Angular forces and melting in bcc transition metals: A case study of molybdenum

Abstract

Using multi-ion interatomic potentials derived from first-principles generalized pseudopotential theory (GPT) together with molecular-dynamics (MD) simulation, a detailed study of melting and related high-temperature solid and liquid properties in molybdenum has been performed. The energetics in such bcc transition metals are dominated by d-state interactions that give rise to both many-body angular forces and enhanced electron-thermal contributions. The angular forces are accounted for in the GPT through explicit three- and four-ion potentials, ${\mathit{v}}_3$ and ${\mathit{v}}_4$, which in the present work are applied in analytic model-GPT (MGPT) form.
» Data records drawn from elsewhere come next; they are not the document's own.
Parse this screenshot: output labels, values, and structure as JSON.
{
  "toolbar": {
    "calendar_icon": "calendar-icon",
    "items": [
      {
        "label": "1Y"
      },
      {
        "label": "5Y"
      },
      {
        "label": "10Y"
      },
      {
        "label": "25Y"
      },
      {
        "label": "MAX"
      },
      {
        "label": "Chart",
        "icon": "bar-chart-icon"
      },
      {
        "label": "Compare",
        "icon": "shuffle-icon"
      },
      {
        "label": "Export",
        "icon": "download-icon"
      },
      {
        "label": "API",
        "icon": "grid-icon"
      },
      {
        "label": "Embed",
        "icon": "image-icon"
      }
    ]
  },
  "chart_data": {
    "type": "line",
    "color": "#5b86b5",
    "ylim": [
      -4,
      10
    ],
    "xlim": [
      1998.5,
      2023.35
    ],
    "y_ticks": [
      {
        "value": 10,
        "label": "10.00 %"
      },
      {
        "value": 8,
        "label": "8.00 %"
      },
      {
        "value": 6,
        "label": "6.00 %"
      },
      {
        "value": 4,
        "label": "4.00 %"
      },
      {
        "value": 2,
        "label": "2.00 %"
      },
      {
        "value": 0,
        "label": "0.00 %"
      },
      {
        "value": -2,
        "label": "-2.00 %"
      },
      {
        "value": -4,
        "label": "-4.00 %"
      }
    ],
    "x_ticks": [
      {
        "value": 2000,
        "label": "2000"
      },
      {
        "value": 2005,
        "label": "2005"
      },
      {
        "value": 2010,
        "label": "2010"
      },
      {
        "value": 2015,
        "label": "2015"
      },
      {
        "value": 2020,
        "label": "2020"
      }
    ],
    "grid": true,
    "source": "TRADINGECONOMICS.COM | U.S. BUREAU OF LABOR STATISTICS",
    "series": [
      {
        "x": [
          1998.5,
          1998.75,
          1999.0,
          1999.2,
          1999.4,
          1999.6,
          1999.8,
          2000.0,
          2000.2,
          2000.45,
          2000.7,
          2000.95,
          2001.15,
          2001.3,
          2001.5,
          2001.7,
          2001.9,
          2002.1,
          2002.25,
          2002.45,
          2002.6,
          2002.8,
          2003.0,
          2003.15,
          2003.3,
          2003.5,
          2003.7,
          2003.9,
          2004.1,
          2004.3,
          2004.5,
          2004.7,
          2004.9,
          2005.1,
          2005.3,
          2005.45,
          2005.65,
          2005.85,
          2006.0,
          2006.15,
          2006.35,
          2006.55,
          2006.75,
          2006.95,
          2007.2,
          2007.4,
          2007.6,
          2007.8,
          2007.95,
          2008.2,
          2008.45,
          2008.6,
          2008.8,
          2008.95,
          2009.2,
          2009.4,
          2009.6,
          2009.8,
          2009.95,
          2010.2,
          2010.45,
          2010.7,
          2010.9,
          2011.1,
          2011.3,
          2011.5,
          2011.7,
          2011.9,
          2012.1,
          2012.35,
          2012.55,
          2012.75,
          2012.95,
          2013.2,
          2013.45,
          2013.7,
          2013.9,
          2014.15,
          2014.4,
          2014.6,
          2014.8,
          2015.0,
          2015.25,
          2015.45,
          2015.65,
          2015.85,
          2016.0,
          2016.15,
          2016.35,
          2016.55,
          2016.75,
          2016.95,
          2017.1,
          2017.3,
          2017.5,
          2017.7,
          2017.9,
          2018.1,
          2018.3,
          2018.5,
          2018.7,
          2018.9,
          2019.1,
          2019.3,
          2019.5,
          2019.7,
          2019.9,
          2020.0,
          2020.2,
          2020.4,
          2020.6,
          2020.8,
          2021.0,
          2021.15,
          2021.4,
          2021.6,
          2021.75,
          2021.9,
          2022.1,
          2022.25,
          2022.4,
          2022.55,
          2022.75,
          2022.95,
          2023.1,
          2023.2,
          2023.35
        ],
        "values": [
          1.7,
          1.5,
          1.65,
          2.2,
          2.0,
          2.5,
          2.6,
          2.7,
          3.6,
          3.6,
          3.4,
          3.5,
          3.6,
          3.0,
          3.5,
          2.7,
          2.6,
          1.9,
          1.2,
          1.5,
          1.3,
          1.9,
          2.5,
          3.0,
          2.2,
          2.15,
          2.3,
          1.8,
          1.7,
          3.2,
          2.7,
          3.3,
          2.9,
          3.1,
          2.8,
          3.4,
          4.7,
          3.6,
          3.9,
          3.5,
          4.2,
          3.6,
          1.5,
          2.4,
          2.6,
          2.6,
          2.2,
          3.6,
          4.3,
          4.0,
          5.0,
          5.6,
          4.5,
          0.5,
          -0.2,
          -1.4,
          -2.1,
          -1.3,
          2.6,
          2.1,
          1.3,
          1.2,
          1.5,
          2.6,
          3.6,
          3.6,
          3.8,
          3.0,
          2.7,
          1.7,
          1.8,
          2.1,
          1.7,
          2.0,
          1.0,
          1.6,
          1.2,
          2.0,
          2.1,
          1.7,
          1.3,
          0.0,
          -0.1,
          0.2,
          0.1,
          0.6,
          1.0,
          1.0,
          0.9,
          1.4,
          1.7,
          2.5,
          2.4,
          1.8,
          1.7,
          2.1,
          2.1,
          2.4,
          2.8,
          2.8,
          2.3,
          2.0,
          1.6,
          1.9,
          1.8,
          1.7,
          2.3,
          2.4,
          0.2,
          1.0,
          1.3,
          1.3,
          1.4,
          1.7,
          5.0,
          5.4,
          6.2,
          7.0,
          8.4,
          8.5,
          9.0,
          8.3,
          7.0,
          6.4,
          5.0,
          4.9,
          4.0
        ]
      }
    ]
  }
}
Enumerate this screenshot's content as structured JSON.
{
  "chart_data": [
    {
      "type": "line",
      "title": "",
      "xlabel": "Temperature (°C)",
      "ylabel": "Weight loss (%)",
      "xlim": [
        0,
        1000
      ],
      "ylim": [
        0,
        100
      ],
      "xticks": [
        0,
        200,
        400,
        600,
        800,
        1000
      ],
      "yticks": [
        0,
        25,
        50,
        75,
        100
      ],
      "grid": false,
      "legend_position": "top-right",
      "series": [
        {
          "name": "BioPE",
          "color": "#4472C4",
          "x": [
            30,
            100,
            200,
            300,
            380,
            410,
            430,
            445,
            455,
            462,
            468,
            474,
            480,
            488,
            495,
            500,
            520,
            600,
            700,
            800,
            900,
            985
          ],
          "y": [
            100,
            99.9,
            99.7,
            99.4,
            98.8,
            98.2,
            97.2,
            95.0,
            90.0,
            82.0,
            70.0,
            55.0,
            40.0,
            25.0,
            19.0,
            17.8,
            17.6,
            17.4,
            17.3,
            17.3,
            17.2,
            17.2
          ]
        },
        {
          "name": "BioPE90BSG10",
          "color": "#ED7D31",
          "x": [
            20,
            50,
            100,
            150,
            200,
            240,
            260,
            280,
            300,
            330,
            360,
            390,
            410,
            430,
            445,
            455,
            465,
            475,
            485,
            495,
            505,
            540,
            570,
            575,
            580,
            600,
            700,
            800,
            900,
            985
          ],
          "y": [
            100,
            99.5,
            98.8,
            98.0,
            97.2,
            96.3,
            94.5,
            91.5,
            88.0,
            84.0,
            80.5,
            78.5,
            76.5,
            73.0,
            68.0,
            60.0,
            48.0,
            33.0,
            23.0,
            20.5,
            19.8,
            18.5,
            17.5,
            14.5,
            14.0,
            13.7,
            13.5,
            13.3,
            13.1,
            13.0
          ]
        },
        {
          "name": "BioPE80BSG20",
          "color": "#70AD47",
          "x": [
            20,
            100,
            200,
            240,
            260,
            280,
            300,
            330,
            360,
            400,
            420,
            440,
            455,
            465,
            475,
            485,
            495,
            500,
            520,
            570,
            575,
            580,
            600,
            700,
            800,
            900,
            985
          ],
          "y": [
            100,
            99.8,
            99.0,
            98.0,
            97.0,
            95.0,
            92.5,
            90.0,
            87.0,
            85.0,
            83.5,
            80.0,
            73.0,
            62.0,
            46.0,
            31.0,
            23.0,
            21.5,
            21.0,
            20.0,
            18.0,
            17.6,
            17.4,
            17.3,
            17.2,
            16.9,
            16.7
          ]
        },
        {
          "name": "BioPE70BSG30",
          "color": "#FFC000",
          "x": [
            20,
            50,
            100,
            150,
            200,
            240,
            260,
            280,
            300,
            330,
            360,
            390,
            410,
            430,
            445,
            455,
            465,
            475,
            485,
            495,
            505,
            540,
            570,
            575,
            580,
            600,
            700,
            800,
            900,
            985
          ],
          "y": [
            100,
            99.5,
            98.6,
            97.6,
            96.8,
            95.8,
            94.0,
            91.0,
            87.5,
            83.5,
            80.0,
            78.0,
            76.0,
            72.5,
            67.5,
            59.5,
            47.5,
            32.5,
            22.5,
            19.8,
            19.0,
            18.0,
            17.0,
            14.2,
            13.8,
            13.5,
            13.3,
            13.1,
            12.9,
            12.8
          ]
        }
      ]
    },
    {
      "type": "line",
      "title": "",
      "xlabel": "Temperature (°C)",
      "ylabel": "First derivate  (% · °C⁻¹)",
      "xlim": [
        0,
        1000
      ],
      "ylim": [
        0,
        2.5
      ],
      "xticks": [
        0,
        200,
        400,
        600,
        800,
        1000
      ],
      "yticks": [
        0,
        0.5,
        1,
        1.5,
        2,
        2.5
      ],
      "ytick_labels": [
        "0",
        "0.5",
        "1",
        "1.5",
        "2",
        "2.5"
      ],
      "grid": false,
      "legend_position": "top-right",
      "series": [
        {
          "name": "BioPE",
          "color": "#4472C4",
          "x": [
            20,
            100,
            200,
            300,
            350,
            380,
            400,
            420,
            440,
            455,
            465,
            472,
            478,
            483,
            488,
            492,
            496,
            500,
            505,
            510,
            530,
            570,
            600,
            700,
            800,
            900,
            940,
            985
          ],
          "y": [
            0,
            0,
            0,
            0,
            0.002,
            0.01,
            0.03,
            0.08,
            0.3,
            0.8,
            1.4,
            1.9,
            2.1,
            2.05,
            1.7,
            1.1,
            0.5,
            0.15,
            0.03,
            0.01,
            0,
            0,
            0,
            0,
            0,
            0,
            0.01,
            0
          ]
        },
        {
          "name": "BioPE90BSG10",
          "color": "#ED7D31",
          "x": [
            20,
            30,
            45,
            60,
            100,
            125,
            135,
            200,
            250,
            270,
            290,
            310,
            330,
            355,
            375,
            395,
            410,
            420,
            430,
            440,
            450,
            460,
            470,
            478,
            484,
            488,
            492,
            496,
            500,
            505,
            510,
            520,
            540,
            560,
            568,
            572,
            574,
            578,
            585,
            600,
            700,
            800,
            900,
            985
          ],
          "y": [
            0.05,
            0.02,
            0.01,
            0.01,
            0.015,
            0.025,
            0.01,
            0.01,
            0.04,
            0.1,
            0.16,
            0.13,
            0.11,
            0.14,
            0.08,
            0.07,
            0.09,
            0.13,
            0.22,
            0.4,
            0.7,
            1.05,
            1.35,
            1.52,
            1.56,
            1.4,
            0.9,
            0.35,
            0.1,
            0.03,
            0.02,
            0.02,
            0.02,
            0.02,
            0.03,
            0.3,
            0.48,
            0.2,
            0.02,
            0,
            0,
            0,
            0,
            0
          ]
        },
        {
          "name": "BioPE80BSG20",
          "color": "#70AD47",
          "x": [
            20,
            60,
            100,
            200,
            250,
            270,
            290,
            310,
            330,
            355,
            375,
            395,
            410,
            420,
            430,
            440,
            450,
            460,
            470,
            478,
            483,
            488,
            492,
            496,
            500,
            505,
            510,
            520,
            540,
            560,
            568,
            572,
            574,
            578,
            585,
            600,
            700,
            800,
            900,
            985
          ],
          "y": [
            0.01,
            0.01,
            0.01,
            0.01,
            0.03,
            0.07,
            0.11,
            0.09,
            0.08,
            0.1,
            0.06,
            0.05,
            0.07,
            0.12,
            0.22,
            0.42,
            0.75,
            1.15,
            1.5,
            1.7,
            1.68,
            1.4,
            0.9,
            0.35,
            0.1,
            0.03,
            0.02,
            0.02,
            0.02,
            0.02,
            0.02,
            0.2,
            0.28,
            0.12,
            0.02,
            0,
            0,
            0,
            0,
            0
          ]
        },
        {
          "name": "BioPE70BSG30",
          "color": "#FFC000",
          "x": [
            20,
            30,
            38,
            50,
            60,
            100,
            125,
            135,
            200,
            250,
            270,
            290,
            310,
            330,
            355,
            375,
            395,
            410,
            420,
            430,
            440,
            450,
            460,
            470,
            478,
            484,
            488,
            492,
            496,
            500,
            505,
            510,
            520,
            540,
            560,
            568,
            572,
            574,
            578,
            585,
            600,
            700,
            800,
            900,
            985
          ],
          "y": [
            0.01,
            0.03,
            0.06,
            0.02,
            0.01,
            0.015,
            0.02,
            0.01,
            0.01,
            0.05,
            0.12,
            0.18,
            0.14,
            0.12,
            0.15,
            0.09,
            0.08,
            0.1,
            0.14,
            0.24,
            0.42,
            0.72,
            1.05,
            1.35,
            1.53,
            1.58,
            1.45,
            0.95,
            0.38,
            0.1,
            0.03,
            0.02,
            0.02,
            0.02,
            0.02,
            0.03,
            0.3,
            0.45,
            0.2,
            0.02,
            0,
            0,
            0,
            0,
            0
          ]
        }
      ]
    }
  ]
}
With the MGPT potentials, ion-thermal melting in Mo has been investigated both mechanically, by cycling up and down through the observed MD melting point at constant volume, and thermodynamically, by calculating solid and liquid free energies. In the former approach, parallel MD simulations have also been done with a corresponding effective-pair potential ${\mathit{v}}_2^{\mathrm{eff}}$ in which the angular dependence of ${\mathit{v}}_3$ and ${\mathit{v}}_4$ has been averaged. The multi-ion angular forces, which are essential to an accurate description of the bcc solid, are found to lower the dynamically observed melting point by about 1000 K. Above the melting transition, however, ${\mathit{v}}_2^{\mathrm{eff}}$ gives a reasonbly good account of the structure and thermal energy of the liquid and the accuracy of this description improves with increasing temperature.